Irritability and frustration when presented with complex or involved tasks is likely.
So what can you do about all of this? With time, most submissives develop a routine to comfort themselves during this unpleasant aftermath. Different things work for different people, but here are some general tips that seem to work for most people:
Eat some chocolate (or something else with sugar, but chocolate is especially good)

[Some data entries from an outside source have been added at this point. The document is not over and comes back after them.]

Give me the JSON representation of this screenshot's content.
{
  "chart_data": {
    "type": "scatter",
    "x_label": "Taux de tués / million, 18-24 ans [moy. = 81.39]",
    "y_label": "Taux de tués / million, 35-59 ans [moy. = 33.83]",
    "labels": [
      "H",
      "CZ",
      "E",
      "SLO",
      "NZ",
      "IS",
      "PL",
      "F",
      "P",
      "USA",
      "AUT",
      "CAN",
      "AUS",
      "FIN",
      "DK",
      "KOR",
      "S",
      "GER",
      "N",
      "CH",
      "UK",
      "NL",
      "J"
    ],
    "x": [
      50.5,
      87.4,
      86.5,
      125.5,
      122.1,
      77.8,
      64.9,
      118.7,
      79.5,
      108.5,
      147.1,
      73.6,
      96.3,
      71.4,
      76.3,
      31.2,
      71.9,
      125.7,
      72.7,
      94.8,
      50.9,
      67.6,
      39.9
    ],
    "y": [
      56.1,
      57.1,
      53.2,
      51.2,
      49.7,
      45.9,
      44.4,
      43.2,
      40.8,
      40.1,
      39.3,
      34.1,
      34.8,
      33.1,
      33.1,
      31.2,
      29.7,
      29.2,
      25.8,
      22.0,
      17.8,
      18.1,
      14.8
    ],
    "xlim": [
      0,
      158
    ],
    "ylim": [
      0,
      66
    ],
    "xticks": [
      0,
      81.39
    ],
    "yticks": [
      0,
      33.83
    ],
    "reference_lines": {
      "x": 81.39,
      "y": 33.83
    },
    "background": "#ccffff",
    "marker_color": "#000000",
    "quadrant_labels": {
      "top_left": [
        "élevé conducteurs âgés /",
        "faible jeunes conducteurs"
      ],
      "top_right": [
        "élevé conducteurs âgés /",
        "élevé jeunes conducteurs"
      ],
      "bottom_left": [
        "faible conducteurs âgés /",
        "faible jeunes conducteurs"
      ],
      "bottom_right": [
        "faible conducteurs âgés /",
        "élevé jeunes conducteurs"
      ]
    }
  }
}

At some point when you are ready, eat a big decadent meal. You may want to have a favorite meal of yours pre-made for after the session, or order some delivery. The easier the better
Get cozy! Make a nest of blankets or put on your favorite plush robe. This will help you stay warm and also help you feel comforted
Don't plan any stressful or involved tasks for after play. Set aside time to just lay around and rest
Watch a feel good movie or a silly, mindless TV show. This will keep your brain occupied in a positive way
Cuddle with your pets or loved ones
Talk to your Domme or a friend about the session. I find this to be the most helpful. Reliving the fun you had and getting to talk about it after the fact can alleviate a lot of the emotional effects of sub drop and help you to feel like it was worth it
Reach out to your Domme for reassurance. It's normal to feel guilty, shameful, or unsure of whether you did a good job after play. Hearing Them tell you that you did well is incredible helpful
Be patient. It will take some time to return to normal and you can't force it. Trying to do so will only make it worse, so just accept that this is the price of all the wonderful things you experienced and wait for it to pass
Spend some time in nature and get some sun the next day. Sit by the water somewhere peaceful or go for a leisurely stroll on a wooded trail
Spend time with friends the next day. Perhaps make plans to have lunch with someone you are close to
Do something that makes you feel accomplished, proud, powerful, or particularly intelligent. This can help you to regain some of the power you handed over during the session and feel like a competent person again
Take a warm bath. This can also help to soothe any sore muscles or bruised areas that may be bothering you from unusual bondage positions or impact play
Try to avoid drugs or alcohol since your brain is already operating with a deficit of many of its feel good chemicals. These things can really compound the problem and make it worse or make it last longer
Basically you just want to focus on pampering yourself and engaging your senses in calming, decadent ways and keep stress and complexity to a minimum. Treat yourself like a child and try to do things that appeal to your childlike senses and needs. That may sound silly but in My experience sub drop reduces us to a level of vulnerability many haven't felt since they were a child, and framing your feelings and needs in that way can help you understand how to best take care of yourself. I hope that this blog helps you to prepare for some of the things you may experience and has inspired you to think about what might work best for you personally when dealing with sub drop!